Les Étoiles de Wax – T2 – Hackeurs

Après plusieurs semaines sous le contrôle du PNI, Declan est émotionnellement fragile depuis son réveil à Paradis.

Pour ne pas éveiller les soupçons de l’Agence, nous devons rapidement quitter les coupoles.

Mais notre fuite n’est pas sans conséquences.

Les faucheurs, bien plus forts et organisés que ce à quoi je m’attendais, nous traquent jusque dans le désert.

Déjà loin de mes proches restés à Andromède, l’idée de riposter me tétanise.

Jusqu’à ce que nos ennemis s’en prennent à ceux que j’aime.

Découvrez tout de suite le premier chapitre !

Chapitre 1 : Orion

Assise à la table du restaurant Gulliver, au deuxième de la tour 48 d’Orion, je souffle sur mes doigts pour les réchauffer. Cette coupole dortoir n’a rien à voir avec Andromède. Malgré une opulence de technologies multiples, la température basse qui y règne nous oblige à utiliser des vêtements thermorégulateurs dès que nous sortons dans la rue.

Hier soir, dès notre arrivée, Declan a donné rendez-vous à son contact dans une communication brève et incompréhensible. Pour­tant, ce midi, personne ne s’est présenté.

— Il n’est pas là. Simon a dit de rejoindre Andromède dès que possible. Pourquoi on ne suit pas son conseil ?

— Je te l’ai déjà dit. Si on rentre à Andromède, ils vont nous tomber dessus.

— Mais pas à Orion ? Les faucheurs enlèvent des gens ici aussi.

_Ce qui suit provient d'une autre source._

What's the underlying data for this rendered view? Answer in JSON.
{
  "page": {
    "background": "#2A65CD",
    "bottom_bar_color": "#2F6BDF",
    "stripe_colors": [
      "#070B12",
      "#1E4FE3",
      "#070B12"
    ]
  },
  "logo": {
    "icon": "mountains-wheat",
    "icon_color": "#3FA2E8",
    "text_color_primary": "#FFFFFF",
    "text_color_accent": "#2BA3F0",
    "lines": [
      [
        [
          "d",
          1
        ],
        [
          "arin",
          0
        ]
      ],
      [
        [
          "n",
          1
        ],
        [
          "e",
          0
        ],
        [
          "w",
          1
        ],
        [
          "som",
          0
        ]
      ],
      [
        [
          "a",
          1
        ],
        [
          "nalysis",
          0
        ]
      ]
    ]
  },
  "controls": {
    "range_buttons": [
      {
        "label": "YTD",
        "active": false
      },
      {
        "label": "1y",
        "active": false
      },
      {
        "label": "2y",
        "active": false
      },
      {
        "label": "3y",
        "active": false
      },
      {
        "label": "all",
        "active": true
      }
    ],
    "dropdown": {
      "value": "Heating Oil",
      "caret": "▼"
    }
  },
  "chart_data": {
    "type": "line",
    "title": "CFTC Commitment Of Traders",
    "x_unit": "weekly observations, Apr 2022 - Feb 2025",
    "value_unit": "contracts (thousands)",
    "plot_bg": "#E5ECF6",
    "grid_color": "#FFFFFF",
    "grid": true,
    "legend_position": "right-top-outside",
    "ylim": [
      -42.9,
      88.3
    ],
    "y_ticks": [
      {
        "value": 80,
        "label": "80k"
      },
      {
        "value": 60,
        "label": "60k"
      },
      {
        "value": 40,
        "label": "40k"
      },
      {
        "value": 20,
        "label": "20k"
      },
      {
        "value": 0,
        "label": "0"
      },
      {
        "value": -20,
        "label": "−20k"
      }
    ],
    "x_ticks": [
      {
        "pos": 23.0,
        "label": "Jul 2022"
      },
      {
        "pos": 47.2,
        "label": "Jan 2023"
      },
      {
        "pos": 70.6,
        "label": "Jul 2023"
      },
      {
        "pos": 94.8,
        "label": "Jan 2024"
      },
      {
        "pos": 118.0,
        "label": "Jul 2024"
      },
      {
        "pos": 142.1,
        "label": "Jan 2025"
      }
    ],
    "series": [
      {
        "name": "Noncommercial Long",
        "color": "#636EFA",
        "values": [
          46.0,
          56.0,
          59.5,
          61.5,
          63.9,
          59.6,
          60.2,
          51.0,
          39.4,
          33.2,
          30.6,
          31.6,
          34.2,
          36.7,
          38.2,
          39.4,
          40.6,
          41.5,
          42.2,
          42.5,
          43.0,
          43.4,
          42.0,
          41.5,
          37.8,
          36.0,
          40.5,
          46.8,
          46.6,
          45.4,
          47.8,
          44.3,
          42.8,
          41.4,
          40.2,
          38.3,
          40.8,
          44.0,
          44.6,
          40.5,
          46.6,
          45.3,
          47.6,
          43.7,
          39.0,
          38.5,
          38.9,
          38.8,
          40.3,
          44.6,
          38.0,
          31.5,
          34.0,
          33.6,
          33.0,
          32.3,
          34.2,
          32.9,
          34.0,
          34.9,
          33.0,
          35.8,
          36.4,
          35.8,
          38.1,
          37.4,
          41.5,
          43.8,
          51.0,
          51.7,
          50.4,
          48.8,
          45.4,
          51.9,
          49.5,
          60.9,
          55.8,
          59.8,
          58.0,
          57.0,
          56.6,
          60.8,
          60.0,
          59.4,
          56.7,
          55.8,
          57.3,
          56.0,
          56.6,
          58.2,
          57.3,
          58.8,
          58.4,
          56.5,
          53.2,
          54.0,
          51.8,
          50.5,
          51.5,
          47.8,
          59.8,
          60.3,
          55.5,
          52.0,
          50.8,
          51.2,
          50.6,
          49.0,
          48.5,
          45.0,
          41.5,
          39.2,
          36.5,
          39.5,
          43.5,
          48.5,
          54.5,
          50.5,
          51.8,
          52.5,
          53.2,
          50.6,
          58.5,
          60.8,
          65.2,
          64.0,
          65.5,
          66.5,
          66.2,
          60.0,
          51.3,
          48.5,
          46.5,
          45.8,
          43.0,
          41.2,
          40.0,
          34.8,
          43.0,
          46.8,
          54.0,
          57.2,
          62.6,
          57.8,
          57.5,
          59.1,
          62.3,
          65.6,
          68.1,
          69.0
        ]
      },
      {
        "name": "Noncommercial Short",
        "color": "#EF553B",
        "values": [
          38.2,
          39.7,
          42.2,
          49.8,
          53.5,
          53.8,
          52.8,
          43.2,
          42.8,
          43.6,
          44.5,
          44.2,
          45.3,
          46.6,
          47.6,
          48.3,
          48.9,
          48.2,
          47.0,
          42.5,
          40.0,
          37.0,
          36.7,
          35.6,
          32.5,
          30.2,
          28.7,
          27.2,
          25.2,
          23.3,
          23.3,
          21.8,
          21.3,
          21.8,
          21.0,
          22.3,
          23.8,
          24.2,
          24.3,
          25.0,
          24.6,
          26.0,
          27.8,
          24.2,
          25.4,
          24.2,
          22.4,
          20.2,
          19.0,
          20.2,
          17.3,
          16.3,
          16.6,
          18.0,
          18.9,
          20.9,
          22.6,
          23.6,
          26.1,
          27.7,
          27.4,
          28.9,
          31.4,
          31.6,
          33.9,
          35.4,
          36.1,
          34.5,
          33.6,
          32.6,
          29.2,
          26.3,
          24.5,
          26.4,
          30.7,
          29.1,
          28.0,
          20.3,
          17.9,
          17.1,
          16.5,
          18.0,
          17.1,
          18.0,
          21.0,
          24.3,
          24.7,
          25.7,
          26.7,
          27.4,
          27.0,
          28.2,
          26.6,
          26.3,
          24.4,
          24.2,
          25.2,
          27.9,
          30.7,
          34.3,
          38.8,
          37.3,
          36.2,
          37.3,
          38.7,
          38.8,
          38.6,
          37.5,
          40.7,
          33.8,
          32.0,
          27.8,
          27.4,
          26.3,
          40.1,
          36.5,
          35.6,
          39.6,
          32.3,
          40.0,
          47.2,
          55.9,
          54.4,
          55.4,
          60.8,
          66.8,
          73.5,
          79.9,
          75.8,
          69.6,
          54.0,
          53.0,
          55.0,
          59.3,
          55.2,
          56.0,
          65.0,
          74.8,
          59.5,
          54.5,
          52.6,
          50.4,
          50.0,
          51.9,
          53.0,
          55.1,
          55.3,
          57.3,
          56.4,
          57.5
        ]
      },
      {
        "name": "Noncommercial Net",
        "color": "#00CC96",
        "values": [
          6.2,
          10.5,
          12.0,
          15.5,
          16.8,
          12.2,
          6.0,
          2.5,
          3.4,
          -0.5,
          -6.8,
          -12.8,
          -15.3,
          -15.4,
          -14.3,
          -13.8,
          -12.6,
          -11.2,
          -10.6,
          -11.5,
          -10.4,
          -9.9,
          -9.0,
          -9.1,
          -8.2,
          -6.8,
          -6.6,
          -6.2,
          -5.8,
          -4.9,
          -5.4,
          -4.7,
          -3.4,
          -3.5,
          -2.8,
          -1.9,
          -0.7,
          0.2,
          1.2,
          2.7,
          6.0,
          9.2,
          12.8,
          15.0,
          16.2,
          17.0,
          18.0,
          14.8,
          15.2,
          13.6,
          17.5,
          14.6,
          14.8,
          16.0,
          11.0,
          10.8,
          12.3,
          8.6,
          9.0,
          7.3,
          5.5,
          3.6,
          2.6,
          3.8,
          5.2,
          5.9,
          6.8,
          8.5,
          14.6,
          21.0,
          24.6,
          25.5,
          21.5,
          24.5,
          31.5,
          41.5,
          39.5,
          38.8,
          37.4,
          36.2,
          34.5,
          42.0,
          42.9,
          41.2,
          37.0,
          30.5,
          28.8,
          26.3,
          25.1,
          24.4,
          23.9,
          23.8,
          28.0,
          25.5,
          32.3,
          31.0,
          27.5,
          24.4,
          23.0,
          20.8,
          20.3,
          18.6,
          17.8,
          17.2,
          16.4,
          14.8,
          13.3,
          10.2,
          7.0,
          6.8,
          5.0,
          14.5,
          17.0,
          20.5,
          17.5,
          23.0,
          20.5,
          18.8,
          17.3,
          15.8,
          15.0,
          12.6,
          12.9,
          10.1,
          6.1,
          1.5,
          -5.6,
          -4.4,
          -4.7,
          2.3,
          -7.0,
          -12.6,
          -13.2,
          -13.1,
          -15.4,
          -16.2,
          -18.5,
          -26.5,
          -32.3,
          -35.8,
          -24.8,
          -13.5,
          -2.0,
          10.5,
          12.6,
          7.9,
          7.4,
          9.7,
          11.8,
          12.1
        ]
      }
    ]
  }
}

— Ne parle pas d’eux si fort ! Surtout pas en public !

— Où, dans ce cas ? Tu refuses d’aborder le sujet !

Il se rembrunit et s’avachit sur sa chaise en se mordillant nerveu­sement la lèvre. Depuis qu’il a court-circuité mon Programme Netra Infiltré et notre départ précipité de la coupole de Paradis, la commu­nication est difficile. Il refuse de me faire part des événements qui ont eu lieu pendant sa disparition, si l’AGRCCP est responsable de l’Opération Netra qu’il a subie ou non. Il ne répond jamais quand j’avance le sujet de Joan Fill et de son programme sur la puce de simulation que nous devions trouver. Il ne me parle pas non plus de l’extérieur des coupoles, théorique désert que je pensais encore invi­vable la semaine dernière, d’où il s’avère que son ami Simon et lui sont originaires. En bref, il ne m’adresse pas beaucoup la parole et lorsqu’il le fait, c’est rarement de façon agréable. Difficile de lui en vouloir après ce qu’il vient de traverser. Ces dernières semaines, il s’est senti spectateur de sa vie, subissant en toute conscience l’in­fluence du PNI que j’ai conçu et installé en lui. Malgré tout, j’ai du mal à contenir mon impatience et les questions qui se bousculent.

Parce qu’à côté de sa froideur apparente, il a parfois des attentions ou des regards qui me font rougir.

Les faucheurs, auteurs de l’attentat d’Andromède qui a coûté la vie à toute mon équipe de travail il y a quelques mois, ne sont pas les seuls à sévir. Nous sommes parvenus à démanteler Unik, un de leurs réseaux à la coupole de Capricorne. Malgré cette petite victoire, d’autres organisations du même acabit existent, disséminées dans diverses coupoles, comme ici, à Orion. En suivant Declan, j’espère autant réussir à me réconcilier avec lui qu’à mettre une raclée dévas­tatrice au groupe malveillant qui a mis fin à de nombreuses vies auxquelles je tenais, et qui représente désormais une menace pour mes proches que je ne peux plus ignorer. Pour cela, il faut que nous réussissions à partir avant dimanche. Declan m’affirme qu’il ne pourra pas envoyer le rapport hebdomadaire que nous devons communiquer à la Sécurité Intercoupoles et à l’AGRCCP, ni via mon boîtier, ni par le réseau du Fil, à cause d’un cryptage de sécurité que seul l’agent du PNI connaissait. Or, sans rapport, ils vont rapidement soupçonner que le programme de personnalité est défaillant et inter­venir. Il faut donc partir avant.

Je tapote la tasse de café encore brûlante. Le serveur sort pour nous déposer des serviettes propres et désactiver les panneaux de com­mandes des tables vides d’à côté. Mon coéquipier lui adresse un regard mauvais et s’emporte :

— C’est ma femme ! Arrête de la reluquer comme ça !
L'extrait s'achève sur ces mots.